Et le large silence épars autour de nous,
Dans le ciel assoupi, dans la plaine dormante,
Comme en un bercement mélancolique & doux,
Portait ce bruit souffrant de l’eau qui se lamente.

Elle reprit d’un ton plus aigre dans la voix :
« Qu’ai-je donc aujourd’hui ? je ne sais quoi m’oppresse ;
Quelque chose m’irrite & m’énerve à la fois ;
Quand je suis en canot, j’éprouve une tristesse.

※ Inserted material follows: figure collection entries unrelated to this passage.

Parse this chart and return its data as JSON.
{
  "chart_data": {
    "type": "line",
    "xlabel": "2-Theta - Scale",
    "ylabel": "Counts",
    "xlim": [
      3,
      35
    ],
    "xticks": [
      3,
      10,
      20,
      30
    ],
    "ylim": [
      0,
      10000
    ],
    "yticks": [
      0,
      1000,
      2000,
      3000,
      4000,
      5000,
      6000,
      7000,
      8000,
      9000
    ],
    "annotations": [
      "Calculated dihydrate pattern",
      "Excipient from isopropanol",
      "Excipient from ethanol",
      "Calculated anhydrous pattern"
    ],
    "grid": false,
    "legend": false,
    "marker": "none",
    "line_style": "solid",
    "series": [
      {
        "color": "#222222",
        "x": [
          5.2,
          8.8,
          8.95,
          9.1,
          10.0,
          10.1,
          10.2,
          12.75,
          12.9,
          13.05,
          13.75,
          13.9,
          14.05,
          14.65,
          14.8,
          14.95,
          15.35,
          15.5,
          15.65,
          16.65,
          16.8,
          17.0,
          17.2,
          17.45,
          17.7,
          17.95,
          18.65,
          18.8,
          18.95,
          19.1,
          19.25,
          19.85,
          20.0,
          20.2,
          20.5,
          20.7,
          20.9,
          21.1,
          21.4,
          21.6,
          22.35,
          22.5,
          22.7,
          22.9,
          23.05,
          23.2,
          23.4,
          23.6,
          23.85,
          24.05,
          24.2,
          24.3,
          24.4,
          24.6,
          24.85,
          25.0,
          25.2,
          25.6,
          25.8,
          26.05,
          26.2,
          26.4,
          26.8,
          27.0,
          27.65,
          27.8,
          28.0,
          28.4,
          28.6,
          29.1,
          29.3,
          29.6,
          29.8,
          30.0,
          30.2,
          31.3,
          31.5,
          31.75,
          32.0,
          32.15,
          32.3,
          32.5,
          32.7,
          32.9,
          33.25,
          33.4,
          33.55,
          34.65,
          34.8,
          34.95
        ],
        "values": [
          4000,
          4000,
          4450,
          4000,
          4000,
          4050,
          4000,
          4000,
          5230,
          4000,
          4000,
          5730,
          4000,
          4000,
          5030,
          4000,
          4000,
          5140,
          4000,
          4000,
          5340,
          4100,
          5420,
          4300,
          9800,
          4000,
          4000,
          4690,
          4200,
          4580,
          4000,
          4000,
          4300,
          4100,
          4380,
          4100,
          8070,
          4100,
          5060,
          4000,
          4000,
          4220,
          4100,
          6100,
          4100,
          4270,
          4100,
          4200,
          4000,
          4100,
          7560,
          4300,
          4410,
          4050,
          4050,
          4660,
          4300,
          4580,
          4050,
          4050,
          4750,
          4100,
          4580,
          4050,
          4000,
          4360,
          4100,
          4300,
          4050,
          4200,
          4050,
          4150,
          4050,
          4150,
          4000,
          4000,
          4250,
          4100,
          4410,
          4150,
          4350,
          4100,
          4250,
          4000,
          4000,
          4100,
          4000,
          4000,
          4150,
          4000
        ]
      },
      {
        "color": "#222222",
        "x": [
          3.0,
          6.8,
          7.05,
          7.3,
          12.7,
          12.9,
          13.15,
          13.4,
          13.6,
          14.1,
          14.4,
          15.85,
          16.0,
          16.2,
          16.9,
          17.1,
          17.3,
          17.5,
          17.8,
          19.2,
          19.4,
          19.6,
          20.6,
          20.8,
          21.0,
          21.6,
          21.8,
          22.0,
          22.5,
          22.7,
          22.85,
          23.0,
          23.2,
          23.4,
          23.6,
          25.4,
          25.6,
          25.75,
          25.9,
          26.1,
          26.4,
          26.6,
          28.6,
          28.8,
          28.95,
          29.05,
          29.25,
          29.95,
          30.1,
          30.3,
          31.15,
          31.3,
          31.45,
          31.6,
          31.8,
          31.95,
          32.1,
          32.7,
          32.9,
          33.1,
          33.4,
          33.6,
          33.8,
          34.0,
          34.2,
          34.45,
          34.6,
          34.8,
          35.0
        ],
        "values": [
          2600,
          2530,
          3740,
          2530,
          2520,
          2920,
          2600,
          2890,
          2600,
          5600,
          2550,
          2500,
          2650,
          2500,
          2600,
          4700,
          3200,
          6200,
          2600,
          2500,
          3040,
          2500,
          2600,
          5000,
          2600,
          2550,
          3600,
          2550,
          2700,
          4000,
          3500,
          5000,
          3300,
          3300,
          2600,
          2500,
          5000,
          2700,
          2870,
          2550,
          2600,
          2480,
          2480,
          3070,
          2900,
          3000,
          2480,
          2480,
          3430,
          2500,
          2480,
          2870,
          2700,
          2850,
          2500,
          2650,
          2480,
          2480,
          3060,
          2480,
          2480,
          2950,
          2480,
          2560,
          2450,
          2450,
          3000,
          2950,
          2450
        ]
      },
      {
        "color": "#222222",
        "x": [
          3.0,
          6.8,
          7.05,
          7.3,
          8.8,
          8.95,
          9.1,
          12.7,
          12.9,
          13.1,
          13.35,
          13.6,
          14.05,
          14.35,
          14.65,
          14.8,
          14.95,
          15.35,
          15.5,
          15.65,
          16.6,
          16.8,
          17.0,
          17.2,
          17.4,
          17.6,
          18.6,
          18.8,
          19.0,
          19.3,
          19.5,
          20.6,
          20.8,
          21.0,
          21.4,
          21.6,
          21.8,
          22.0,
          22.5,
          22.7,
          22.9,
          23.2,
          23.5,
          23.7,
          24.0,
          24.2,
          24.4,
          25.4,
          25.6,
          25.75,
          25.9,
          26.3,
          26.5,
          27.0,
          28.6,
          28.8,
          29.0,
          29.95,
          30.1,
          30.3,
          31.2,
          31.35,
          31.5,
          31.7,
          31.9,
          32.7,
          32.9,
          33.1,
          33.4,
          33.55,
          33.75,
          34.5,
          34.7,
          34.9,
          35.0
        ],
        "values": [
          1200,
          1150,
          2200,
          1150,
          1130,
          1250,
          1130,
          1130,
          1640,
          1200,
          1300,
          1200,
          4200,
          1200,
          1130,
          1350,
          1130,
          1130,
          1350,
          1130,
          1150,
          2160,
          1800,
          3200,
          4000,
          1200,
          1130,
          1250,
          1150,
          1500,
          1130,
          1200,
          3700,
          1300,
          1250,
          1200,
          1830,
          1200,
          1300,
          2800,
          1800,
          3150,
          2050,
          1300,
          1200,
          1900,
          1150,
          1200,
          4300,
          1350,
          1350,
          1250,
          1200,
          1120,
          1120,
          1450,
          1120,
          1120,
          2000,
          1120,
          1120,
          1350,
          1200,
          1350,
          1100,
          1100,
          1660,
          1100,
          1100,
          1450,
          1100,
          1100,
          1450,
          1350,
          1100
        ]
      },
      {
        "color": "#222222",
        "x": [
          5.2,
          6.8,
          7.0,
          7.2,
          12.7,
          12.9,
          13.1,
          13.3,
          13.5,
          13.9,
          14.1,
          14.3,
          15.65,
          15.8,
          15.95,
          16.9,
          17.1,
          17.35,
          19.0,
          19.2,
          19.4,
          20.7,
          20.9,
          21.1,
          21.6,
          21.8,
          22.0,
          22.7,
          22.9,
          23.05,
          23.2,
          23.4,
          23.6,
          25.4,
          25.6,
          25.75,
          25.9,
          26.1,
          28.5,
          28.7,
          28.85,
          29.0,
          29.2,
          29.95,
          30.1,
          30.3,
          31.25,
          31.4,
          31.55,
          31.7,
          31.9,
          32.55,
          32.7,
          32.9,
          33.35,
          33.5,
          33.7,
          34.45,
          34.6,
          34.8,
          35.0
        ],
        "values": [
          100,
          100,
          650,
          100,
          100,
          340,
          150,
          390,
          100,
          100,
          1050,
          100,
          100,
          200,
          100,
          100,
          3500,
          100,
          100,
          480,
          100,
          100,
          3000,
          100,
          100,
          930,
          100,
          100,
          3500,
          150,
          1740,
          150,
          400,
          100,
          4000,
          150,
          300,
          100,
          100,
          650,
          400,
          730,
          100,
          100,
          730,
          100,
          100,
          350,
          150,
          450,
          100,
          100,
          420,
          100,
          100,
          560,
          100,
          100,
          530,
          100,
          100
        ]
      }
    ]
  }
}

J’étais mieux à Paris ; je veux partir ce soir.
Ramenez-moi, messieurs, au bal que je regrette ;
Au bruit des instruments, je veux encor me voir
Entrer dans une danse en robe violette.

J’emporterai d’ici des fleurs pour mes cheveux :
J’aime les fleurs dans mes cheveux, quand je m’habille.
Je ne mettrai qu’un peu de noir près de mes yeux :
L’air m’a fait le teint vif sans que je me maquille.

Les danseurs me diront, penchés en m’invitant :
Danseras-tu ce soir avec nous, belle fille ?
Et moi, n’écoutant pas, distraite & m’éventant,
J’accepterai parfois seulement un quadrille.